This cake was so easy to make. I used a 10 inch springform pan. I had to bake it for 15 more minutes at 325 to set the middle portion of the cake. It turned out wonderful, a bit crusty at the top and moist in the middle.
This cake was ok. The cake part is really really ligh and want to try it as plain songe. The jam seeps through which gives it a nice flavour. Would ahve liked the cheese flavour to gave come out more. I think next time will add more cream cheese
I love this recipe. I used more sour cream because I thought the batter might be a bit dry and it turned out beautiful as well as delicious...I made your chocolate cupcakes and now this..and both were amazing!!! Now if I see your name on a recipe I'll know it's a winner in my home.

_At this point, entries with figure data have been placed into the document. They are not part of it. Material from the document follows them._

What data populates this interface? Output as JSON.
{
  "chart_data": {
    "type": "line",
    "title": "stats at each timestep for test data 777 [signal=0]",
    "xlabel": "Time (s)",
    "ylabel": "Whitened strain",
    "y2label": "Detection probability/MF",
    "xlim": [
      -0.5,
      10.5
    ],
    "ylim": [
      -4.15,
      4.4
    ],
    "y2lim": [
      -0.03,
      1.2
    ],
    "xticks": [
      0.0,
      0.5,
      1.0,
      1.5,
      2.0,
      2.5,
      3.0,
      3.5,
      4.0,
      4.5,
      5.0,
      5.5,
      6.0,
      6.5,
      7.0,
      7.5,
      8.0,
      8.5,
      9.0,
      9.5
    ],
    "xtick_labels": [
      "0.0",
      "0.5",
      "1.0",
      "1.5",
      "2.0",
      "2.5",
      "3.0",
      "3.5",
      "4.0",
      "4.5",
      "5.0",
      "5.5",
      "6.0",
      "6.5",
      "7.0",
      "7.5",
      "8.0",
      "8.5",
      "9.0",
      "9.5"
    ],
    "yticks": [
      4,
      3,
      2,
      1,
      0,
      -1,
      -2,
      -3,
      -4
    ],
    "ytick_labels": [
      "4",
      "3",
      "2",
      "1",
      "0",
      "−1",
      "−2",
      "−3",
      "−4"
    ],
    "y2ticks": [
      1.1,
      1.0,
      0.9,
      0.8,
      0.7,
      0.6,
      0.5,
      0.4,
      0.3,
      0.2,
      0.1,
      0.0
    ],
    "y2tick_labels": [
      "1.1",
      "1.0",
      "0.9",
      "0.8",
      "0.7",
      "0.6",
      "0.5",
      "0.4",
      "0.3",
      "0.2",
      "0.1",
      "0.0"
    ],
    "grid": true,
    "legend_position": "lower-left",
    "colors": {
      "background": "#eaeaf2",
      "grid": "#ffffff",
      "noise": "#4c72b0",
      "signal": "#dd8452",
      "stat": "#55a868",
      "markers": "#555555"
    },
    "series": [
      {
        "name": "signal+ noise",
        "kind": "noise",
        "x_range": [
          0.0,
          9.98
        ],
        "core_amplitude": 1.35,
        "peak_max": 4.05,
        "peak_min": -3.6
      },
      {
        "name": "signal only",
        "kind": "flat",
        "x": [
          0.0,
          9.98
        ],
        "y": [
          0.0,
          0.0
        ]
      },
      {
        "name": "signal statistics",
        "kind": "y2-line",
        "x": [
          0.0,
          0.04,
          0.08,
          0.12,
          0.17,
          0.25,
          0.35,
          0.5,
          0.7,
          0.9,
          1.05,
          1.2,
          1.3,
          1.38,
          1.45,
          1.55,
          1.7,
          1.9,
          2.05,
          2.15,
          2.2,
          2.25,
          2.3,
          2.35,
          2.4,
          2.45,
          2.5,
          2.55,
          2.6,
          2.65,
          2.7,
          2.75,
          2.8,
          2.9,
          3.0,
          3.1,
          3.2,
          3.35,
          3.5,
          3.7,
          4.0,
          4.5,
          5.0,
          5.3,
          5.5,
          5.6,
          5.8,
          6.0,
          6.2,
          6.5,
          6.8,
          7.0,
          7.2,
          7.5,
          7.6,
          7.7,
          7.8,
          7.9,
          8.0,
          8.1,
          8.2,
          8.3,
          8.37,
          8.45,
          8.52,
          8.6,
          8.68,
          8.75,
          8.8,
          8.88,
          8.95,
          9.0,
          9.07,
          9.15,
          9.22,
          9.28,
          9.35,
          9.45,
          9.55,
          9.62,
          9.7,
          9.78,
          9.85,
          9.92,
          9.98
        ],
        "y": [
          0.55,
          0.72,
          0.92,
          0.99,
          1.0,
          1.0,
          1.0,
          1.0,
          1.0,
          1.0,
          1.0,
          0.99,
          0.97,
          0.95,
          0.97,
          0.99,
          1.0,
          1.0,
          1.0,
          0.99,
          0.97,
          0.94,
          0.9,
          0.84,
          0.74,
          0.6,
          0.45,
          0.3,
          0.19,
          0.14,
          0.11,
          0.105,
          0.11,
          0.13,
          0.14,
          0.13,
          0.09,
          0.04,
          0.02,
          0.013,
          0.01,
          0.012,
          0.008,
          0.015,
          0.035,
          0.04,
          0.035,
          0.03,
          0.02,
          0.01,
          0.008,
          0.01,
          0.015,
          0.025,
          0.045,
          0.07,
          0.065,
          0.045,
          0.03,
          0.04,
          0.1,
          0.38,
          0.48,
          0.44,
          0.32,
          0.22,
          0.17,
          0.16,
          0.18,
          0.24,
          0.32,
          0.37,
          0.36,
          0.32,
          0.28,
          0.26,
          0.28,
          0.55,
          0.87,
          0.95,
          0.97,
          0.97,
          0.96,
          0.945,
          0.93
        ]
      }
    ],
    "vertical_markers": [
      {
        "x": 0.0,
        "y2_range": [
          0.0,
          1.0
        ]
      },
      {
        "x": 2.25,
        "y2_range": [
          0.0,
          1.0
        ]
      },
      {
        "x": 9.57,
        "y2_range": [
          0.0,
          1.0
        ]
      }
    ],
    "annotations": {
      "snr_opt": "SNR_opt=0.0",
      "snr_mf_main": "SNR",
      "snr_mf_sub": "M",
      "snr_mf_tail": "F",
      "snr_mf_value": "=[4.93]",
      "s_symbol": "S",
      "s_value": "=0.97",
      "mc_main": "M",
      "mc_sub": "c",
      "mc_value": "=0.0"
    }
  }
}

Carol, you did it again! You made me look like a pro! I do not own a food processor so a good old hand mixer did the trick for me! It goes together VERy easily and looks very impressive. The cake would be gorgeous for a brunch or picnic (I brought it to a family picnic). Instead of strawberry preserves I used raspberry with a generous squirt of lemon juice in it to tarten it up a little. It marbled beautifully and I couldn;t bare to cover it with powdered sugar as it was stunning just as it was! This got the family saying I should give cooking lessons (giggle & snort)so they were MIGHTY impressed. So was I.